Rescue personnel are being pulled back from the central city as the 26-storey Hotel Grand Chancellor building is on the verge of collapse.
In the last 10 minutes it has moved about a metre horizontally and is now on a lean to the east.
Mayor Bob Parker said it was one of the tallest buildings in the city and if it collapsed posed a significant safety risk.
All emergency and search and rescue teams have been evacuated from a two-block radius around the Grand Chancellor, which is on Cashel St.
One floor inside has already collapsed.
Fire Service national commander Mike Hall said emergency services had moved away from the Hotel Grand Chancellor half an hour ago on the advice of engineers who said it was on the brink of collapse.
He said rescuers would reassess their operations at the hotel in the coming hours if it did not collapse and aftershocks stopped.
The latest aftershock, a magnitude 4.2, came at 1.59pm and was centred 10km southeast of Christchurch at a depth of 5km.
Herald reporter Andrew Koubaridis saw the windows of a building on the corner of Montreal and Walker Sts bulge and part of its roof collapse as the aftershock hit.
Superintendent Dave Cliff this morning said there were 55 bodies in a temporary morgue and 20 more were being taken there.
Christchurch Mayor Bob Parker said 300 people were also listed as missing.
"With those 300 missing people could just be someone called up saying so and so is missing - they may have just left town."
Announcing a national state of emergency had been declared, Prime Minister John Key said the whole country was grieving.
Mr Key said the lives lost were the "greatest loss".
"Buildings are just buildings, roads are just roads, but lives are irreplaceable."
He said the whole of New Zealand was with Canterbury.

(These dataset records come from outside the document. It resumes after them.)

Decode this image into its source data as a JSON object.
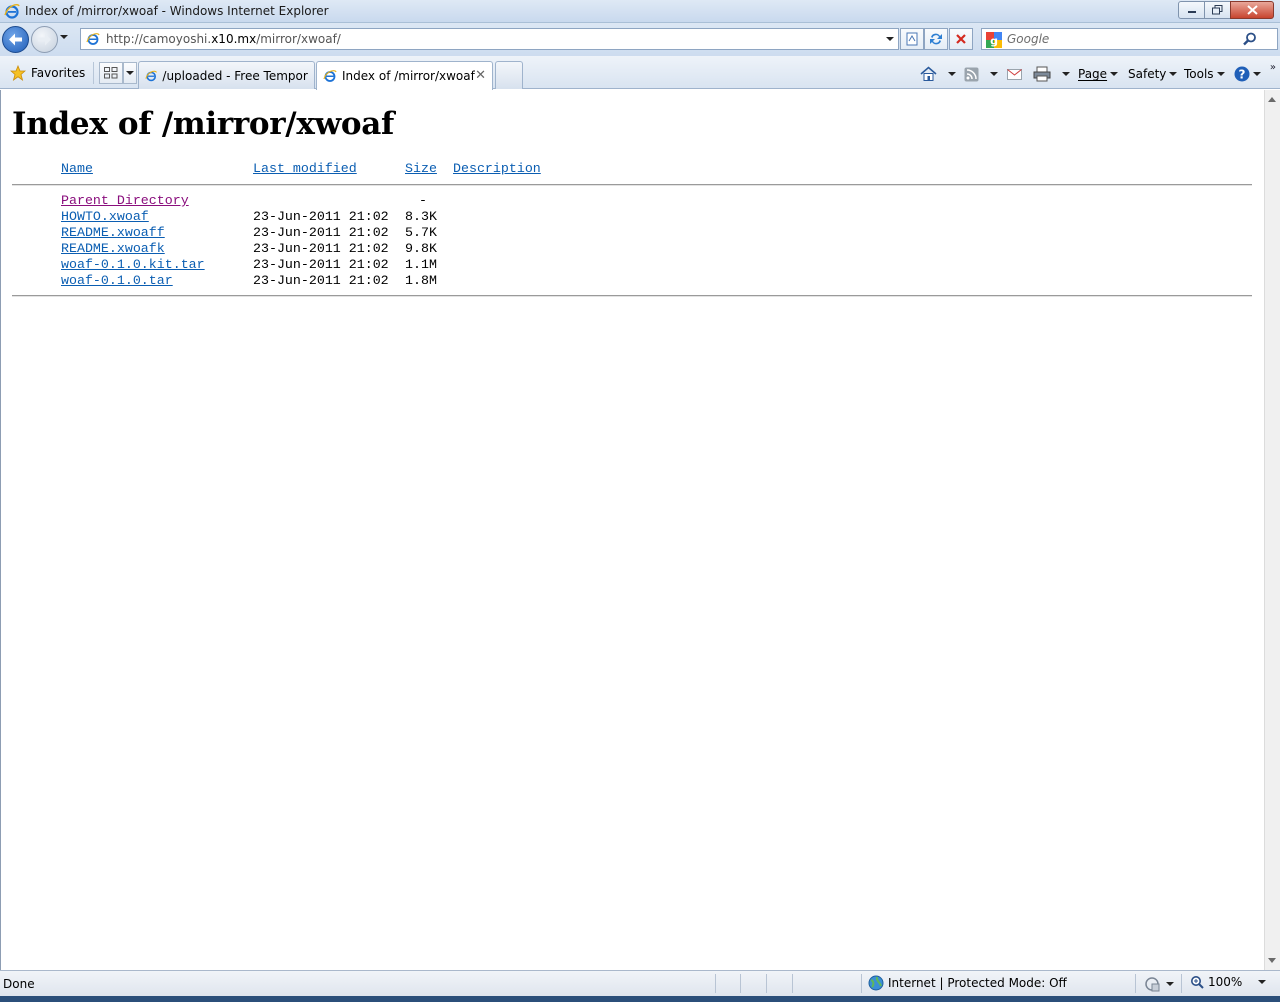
{
  "window": {
    "title": "Index of /mirror/xwoaf - Windows Internet Explorer"
  },
  "address": {
    "url_prefix": "http://camoyoshi.",
    "url_host": "x10.mx",
    "url_path": "/mirror/xwoaf/"
  },
  "search": {
    "placeholder": "Google"
  },
  "favorites": {
    "label": "Favorites"
  },
  "tabs": [
    {
      "label": "/uploaded - Free Tempora...",
      "active": false
    },
    {
      "label": "Index of /mirror/xwoaf",
      "active": true
    }
  ],
  "commands": {
    "page": "Page",
    "safety": "Safety",
    "tools": "Tools"
  },
  "page": {
    "heading": "Index of /mirror/xwoaf",
    "columns": {
      "name": "Name",
      "modified": "Last modified",
      "size": "Size",
      "description": "Description"
    },
    "entries": [
      {
        "name": "Parent Directory",
        "modified": "",
        "size": "-",
        "visited": true
      },
      {
        "name": "HOWTO.xwoaf",
        "modified": "23-Jun-2011 21:02",
        "size": "8.3K"
      },
      {
        "name": "README.xwoaff",
        "modified": "23-Jun-2011 21:02",
        "size": "5.7K"
      },
      {
        "name": "README.xwoafk",
        "modified": "23-Jun-2011 21:02",
        "size": "9.8K"
      },
      {
        "name": "woaf-0.1.0.kit.tar",
        "modified": "23-Jun-2011 21:02",
        "size": "1.1M"
      },
      {
        "name": "woaf-0.1.0.tar",
        "modified": "23-Jun-2011 21:02",
        "size": "1.8M"
      }
    ]
  },
  "status": {
    "text": "Done",
    "zone": "Internet | Protected Mode: Off",
    "zoom": "100%"
  },
  "colors": {
    "link": "#0b5eb2",
    "visited": "#8a0e7d"
  }
}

"Today all New Zealand grieves for you Christchurch," he said.
But he said the city would recover.
"Though lost lives will never be replaced, and though your city will never look the same again, you will rebuild your city, you will rebuild your lives, you will overcome."
Mr Key said he was "very nervous" about speculating about the eventual death toll but with 75 dead and hundreds missing it was likely to rise.